Hal böyle olunca 'cemaat' kelimesi gibi, İslamî literatürde bir karşılığı da olan kelimeleri önce "Bediüzzaman o kelimeye ne anlam veriyor?" diyerek ele almalıyız. Bu gözle Risale-i Nur külliyatı taransa, herhalde Mücahid Bey'in de görmezden gelemeyeceği bir şekilde, Bediüzzaman'ın vurgusu hep cemaat-i İslamiyeyedir. Mahkeme savunmalarında da (hatta bırakın salt kendisinin, talebelerinin savunmalarında da) altı çizilen şey budur. Bediüzzaman, İslam cemaatinin bir ferdi olarak bir cemaate aidiyetini kabul eder. Fakat onun dışında kendisine yüklenen 'siyasi cemiyet' gibi isnadları reddeder. Bunun için alıntı yapmayı dahi beis görüyorum. O kadar zahir birşeydir ki bu.

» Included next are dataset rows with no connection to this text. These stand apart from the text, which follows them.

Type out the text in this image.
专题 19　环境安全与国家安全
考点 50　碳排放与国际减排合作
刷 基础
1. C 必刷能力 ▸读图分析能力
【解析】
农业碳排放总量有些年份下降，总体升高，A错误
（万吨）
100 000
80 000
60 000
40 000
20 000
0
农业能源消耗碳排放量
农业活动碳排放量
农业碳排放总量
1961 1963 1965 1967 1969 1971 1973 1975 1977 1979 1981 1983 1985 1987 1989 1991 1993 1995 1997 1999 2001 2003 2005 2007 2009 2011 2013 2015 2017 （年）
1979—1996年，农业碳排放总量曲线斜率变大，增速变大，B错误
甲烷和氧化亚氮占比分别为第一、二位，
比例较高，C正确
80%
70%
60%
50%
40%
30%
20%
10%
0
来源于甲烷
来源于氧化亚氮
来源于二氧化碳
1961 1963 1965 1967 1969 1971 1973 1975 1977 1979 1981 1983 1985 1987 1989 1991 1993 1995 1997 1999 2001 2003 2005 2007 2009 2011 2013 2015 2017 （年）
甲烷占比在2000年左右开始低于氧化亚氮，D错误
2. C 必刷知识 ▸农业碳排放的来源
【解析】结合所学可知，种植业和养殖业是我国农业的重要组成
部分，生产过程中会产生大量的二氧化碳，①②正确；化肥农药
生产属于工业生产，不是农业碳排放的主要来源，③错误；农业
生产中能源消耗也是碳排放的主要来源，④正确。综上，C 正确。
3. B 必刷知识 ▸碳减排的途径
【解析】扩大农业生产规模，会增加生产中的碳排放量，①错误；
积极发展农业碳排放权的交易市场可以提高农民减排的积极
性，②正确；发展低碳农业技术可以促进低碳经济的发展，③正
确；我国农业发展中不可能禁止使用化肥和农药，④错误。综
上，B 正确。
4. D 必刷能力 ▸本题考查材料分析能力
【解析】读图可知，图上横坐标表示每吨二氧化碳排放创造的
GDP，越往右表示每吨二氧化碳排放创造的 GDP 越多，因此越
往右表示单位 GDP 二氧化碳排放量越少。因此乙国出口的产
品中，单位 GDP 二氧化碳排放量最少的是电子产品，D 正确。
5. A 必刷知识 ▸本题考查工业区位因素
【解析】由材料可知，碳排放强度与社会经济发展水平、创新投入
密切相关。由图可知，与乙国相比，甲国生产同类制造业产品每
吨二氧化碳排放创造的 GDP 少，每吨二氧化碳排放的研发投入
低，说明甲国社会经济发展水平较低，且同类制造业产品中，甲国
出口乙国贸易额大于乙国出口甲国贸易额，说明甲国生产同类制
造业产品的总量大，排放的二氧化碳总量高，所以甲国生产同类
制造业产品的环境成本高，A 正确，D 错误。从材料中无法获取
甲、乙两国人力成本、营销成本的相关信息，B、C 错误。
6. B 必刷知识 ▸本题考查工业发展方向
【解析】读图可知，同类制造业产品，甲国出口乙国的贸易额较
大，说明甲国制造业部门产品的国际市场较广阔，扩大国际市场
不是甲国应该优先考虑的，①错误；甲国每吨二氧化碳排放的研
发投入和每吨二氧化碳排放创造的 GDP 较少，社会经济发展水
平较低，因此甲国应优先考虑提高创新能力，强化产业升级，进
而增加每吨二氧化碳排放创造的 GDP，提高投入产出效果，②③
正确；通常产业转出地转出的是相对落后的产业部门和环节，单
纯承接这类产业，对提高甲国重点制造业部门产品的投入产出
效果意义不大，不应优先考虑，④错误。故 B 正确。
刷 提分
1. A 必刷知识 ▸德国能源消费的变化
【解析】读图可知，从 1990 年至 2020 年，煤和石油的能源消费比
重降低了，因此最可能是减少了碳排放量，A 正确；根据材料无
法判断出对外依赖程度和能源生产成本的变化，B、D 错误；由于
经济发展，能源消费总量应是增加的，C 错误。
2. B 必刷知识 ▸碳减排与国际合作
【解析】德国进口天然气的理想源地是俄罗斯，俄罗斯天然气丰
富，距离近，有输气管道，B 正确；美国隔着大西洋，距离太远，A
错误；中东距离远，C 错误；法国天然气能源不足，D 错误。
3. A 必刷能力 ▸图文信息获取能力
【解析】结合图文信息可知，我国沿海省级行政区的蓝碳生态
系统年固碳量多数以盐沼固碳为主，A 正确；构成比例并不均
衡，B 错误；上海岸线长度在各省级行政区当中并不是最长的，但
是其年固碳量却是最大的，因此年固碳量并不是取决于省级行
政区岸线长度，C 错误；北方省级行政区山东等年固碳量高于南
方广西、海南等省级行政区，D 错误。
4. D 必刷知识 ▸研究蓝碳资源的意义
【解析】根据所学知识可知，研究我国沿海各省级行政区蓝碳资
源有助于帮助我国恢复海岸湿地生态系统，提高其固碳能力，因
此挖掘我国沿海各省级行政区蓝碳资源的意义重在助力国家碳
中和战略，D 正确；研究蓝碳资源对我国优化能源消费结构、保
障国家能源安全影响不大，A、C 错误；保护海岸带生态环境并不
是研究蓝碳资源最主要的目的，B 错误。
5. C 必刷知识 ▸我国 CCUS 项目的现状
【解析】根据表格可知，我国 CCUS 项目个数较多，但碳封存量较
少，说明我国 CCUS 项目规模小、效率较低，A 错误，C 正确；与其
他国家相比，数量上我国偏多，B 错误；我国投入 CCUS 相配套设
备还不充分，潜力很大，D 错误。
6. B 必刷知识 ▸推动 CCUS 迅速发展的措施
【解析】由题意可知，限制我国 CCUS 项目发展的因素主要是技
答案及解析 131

Peki, biz bugün o kelimeye ne karşılık veriyoruz? Biz bugün o kelimeyi asıl manasından çok daha daralmış bir karşılıkla yâdediyoruz. Bu daraltılmış mana bir yönüyle asabiyet de koktuğundan (kokmak kelimesi yaşananları yumuşatıyor ancak), tamamı Nurcu olan grupların kendi içinde ettikleri kavga miktarı; dindışı veya ehl-i bid'a gruplarla ettikleri kavga miktarını bile geçiyor. Peki, ürettikleri ne? Birbirimizi yediğimiz kadar kimi dişliyoruz?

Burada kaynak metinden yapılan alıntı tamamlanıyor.